Counseling support during the grief process
Grief is a natural reaction to a profound loss, but can be difficult to cope with alone. It may be especially difficult to process when it is chronic or severe. Ongoing, chronic mourning may be suggestive of a mental health diagnosis of complicated grief or prolonged grief disorder/persistent complex bereavement disorder.
Seeking help from a grief counselor
The experience of grieving, whether from the death of a loved one, the end of a relationship, or the loss of a job, is unique to the individual. Counseling can assist you in grieving according to your own individual style. A grief counselor can assist you in processing your emotions regarding the breakup, can teach you ways to cope with it, and can help you to continue on with your life.
Grief & depression symptom management
If you are struggling with symptoms of a mental health condition such as depression, or using alcohol or other substances to cope with your grief, professional therapy is encouraged. But even if you don’t, you can still benefit from the grief counseling services no matter what stage of the grief process you may be in from the above. Some possible advantages of loss grief counseling small include:
A safe container for feelings. Therapists are trained active listening nonjudgmental individuals. This means they need to provide a safe enough environment for you to feel comfortable to honestly express your feelings without concern about what they might think of you. They can be there to let you know that whatever you are experiencing is normal and okay.
Coping strategies. During a challenging life experience such as the bereavement process of realizing the death of someone you love, there is an opportunity for the necessity of healthy coping skills to handle such an experience. A therapist can help you discover your own strategies such as these.
A permission slip to be selfish. If your loss was a family death or you are parents, you may find yourself playing the caretaker, shepherding others through their grief. Or you may be caught up in the logistics of things and not given yourself time to feel, or even guilty about the feelings you do have about the loss. Attending a private individual counseling session allows you the permission to be concerned about how you’re doing, without guilt or judgement.
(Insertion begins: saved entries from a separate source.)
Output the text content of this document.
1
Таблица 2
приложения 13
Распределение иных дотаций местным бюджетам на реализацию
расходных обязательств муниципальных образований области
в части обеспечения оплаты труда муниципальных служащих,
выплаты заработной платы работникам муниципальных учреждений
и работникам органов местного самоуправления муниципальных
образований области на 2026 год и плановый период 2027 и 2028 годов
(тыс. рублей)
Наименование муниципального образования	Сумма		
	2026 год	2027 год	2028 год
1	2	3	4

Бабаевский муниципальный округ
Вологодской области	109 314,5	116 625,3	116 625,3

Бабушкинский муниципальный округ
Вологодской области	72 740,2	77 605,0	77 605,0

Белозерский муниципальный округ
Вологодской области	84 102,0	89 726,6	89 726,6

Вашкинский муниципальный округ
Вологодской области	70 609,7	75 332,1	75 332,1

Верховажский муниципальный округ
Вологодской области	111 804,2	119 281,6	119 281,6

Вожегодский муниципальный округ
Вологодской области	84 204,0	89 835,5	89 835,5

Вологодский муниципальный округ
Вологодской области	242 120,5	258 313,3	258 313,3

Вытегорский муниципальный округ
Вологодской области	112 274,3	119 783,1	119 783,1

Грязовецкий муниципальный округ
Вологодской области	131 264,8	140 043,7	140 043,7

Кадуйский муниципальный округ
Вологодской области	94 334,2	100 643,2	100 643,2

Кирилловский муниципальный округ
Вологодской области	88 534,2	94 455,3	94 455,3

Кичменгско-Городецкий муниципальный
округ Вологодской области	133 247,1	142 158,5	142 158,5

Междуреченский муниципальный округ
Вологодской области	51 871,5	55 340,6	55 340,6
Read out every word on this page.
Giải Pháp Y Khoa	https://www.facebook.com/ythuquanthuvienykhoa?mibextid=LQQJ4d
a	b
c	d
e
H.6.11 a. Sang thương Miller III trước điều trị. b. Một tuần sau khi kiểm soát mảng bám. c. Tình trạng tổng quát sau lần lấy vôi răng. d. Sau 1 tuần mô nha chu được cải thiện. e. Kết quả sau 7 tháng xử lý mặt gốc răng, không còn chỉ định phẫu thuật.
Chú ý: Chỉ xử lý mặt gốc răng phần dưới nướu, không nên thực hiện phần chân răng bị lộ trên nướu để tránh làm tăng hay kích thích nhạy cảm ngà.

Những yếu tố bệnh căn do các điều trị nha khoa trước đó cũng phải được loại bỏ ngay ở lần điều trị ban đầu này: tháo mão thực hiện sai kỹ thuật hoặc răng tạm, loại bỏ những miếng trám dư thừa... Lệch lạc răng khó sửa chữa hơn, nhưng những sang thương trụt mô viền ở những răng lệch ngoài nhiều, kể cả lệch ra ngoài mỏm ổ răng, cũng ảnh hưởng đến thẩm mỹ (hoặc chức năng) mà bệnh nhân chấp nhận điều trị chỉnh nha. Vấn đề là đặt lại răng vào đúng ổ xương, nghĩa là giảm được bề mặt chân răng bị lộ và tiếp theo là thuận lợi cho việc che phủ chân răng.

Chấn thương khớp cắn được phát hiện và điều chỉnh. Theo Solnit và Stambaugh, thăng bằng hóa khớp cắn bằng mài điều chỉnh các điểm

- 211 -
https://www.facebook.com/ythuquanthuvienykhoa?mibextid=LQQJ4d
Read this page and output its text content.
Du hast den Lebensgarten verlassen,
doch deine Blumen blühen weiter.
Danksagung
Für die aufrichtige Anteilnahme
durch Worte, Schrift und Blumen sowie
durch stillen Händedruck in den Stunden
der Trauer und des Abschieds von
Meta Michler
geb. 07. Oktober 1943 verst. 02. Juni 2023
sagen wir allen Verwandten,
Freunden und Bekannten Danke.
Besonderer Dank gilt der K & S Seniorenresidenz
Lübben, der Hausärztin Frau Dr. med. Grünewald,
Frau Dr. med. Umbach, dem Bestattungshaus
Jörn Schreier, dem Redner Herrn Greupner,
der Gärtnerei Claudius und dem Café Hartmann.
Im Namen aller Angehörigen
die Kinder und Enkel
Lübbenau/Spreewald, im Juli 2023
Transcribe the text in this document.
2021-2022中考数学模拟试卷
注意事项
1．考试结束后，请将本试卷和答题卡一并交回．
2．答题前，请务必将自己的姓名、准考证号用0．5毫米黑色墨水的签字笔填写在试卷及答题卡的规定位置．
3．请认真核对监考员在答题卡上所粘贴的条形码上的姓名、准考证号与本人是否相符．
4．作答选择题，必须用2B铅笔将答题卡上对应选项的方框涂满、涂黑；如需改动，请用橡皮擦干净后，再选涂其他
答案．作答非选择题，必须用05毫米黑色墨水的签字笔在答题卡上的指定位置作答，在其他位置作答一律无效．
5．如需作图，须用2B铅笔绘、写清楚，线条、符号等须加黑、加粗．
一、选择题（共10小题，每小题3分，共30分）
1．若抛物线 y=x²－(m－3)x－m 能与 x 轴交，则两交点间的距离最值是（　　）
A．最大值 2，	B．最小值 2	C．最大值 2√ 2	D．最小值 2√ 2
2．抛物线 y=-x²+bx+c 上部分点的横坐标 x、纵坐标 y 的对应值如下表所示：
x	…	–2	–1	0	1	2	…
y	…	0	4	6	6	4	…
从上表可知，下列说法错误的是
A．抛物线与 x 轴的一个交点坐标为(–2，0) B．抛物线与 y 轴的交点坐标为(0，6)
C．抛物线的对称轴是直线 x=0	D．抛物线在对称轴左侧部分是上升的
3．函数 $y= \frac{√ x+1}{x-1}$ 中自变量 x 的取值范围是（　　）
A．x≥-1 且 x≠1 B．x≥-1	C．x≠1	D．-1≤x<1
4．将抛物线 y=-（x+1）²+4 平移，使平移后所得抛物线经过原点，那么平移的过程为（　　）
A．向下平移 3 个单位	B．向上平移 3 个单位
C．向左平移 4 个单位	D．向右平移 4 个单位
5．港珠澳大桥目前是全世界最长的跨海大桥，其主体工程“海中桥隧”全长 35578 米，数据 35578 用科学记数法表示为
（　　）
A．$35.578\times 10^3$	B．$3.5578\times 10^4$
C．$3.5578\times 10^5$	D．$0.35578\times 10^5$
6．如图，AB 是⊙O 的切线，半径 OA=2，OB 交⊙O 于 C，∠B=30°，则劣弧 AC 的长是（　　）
Healing in your own time. Once again, one-on-one grief therapy is focused on you, and especially related to loss, this is important. This allows you to want to heal on your own terms, at your own speed and not be pushed or inhibited by someone else’s process of grieving.
Finding the right grief counselor
Since each individual experiences their own personal grief process, no single counseling grief coping technique will be effective for everyone. So, there are varying forms of grief therapy. Group therapy also may be a useful form of treatment, where individuals can begin to work through their experiences among others going through similar challenges. Like group counseling, for some individuals “support groups can be beneficial, as they provide opportunities to discuss the experience with others who have gone through a similar difficult experience and who understand the feelings involved”. One study exploring the therapeutic effects of online communities for grief in 2016 concluded that “individuals participating in these groups “result[ed] in decreased psychological suffering”. Any who feel they want to process their feelings in a support group, online or in person may wish to do so.
Benefits of grief counseling: Family grief counselor
You might also engage in grief counseling via family counseling. Relatives connected to the deceased may also be better able “to cope through talking about their feelings”. Crisis therapy allows families to begin to find meaning, express themselves, and communicate their way through signs and symptoms of mental health conditions tied to a significant loss.